Mogłoby się wydawać, że Fabio Lione to motor napędowy Vision Divine. To wysokiej klasy wokalista, który potrafi poruszyć serce i duszę. Prawdziwa gwiazda i ciężko było sobie wyobrazić ten band bez niego. Jednak Rhapsody wydał najlepszy album od wielu lat i to bez Fabio, to również była nadzieja na Vision Divine, który powraca po 7 latach z nowym wydawnictwem. Ivan Giannini zasilił tą kapelę w 2018r i tym sposobem band narodził się na nowo. Tak o to Vision Divine przeżywa drugą młodość i ich najnowsze dzieło zatytułowane "When all the heroes are dead" to jeden z ich najlepszych albumów jakie nagrali. Co za przemiana, co za album.
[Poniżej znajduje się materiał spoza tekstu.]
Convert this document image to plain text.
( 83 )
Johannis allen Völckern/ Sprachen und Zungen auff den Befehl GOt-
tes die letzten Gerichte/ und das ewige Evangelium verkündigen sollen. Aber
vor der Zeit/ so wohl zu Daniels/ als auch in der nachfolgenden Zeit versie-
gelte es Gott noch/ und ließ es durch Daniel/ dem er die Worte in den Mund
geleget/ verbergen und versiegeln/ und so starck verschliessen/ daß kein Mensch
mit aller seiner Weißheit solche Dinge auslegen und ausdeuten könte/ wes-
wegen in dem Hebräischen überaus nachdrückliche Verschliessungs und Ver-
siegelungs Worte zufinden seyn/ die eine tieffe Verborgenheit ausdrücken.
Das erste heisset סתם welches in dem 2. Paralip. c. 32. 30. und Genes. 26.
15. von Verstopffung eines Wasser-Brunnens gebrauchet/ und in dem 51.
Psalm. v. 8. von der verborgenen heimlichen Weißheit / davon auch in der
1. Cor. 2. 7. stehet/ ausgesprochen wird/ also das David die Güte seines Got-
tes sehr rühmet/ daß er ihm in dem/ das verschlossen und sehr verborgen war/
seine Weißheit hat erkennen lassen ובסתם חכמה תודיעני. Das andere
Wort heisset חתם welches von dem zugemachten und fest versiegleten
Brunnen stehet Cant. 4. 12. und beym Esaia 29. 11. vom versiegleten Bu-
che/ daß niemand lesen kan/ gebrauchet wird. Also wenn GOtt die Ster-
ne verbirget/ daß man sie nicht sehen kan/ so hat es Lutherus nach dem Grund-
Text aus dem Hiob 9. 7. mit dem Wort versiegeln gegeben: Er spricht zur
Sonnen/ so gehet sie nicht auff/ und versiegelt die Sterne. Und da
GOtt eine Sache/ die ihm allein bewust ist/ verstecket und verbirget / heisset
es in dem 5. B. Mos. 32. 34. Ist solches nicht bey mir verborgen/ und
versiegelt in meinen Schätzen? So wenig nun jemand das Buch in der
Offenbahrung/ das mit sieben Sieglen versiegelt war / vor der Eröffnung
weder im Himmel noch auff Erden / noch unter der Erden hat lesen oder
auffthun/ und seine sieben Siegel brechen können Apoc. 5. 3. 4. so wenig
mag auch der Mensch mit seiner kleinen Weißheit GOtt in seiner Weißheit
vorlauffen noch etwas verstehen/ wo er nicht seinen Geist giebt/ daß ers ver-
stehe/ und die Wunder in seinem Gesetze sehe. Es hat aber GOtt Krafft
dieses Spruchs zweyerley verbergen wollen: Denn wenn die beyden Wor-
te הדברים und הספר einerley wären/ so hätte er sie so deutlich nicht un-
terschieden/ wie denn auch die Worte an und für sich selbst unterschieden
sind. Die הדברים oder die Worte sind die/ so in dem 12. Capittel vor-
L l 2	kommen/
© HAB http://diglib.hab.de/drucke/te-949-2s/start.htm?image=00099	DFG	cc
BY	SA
Vision Divine to specjalista od progresywnego power metalu i nowe dzieło to taka wizytówka tej kapeli. Znajdziemy to wszystko do czego nas przyzwyczaił ten band, a nawet więcej. Dużo tu chwytliwych melodii, dużo pomysłowych motywów i dzieje się sporo. Nie ma tutaj grania na jedno kopyto, nie ma miejsca na nudę. Band znakomicie wykorzystuje progresywne zacięcia i miesza z energicznym, melodyjnym power metalem i nawet czasami pojawią się symfoniczne ozdobniki. Nie tak dawno w wielkim stylu powrócił Labirynth i tak samo jest z Vision Divine, który stylistycznie nawiązuje do tej kapeli. Nie brakuje też nawiązań do Secret Sphere czy nawet starego Kamelot. |
Duże wrażenie robi też soczyste brzmienie , który nadaje całości futurystycznego klimatu i podkreśla jakość dźwięków. Znakomicie współgra to z tym co band prezentuje na albumie. No lepszego brzmienia nie można sobie wyobrazić.
Płytę otwiera intro w postaci "Insurgent" i tutaj można poczuć podniosłość rodem z symfonicznego metalu. Prawdziwy power metal z naciskiem na chwytliwe melodie mamy w rozpędzonym "The 26th machine". Ivan pokazuje jak świetnym wokalistą jest. Słucha się tego jednym tchem. Dalej mamy równie przebojowy "3 men walk on the moon" i tutaj upust swoich umiejętności daje Olaf i Federico. Spora dawka wciągających i pomysłowych solówek. No dzieje się tutaj sporo i to jest piękne. 'Fall from grace" to kawałek z nieco ostrzejszy riffem i nieco marszowym tempem. Poziom przebojowości nie opadł i wciąż band zachwyca. Progresywność na dobre zostaje uwolniona w klimatycznym "Were i God". Ta kompozycja jest nieco spokojniejsza, może nieco bardziej utrzymana w stylistyce melodyjnego metalu, ale i tak robi wrażenie. Gitarzyści szaleją w dynamicznym "Now that all the heroes are dead". Ileż tu gracji, finezji i emocji. Nie zabrakło też power metalowej petardy i w tej roli sprawdza się "The king of the sky". Co za petarda! Taki power metal to jak uwielbiam. Podobne emocje wywołuje chwytliwy "300".
Nie spodziewałem się, że ten album mnie powali na kolana, a tutaj taka niespodzianka. Vision Divine poradził sobie i to bez Fabio Lione na pokładzie. Stworzyły klimatyczny i niezwykle melodyjny album. Wyszła z tego prawdziwa perełka, która może namieszać w tym roku.
Ocena: 9/10
Zachęciłeś mnie do kupna tej płyty. Dzięki!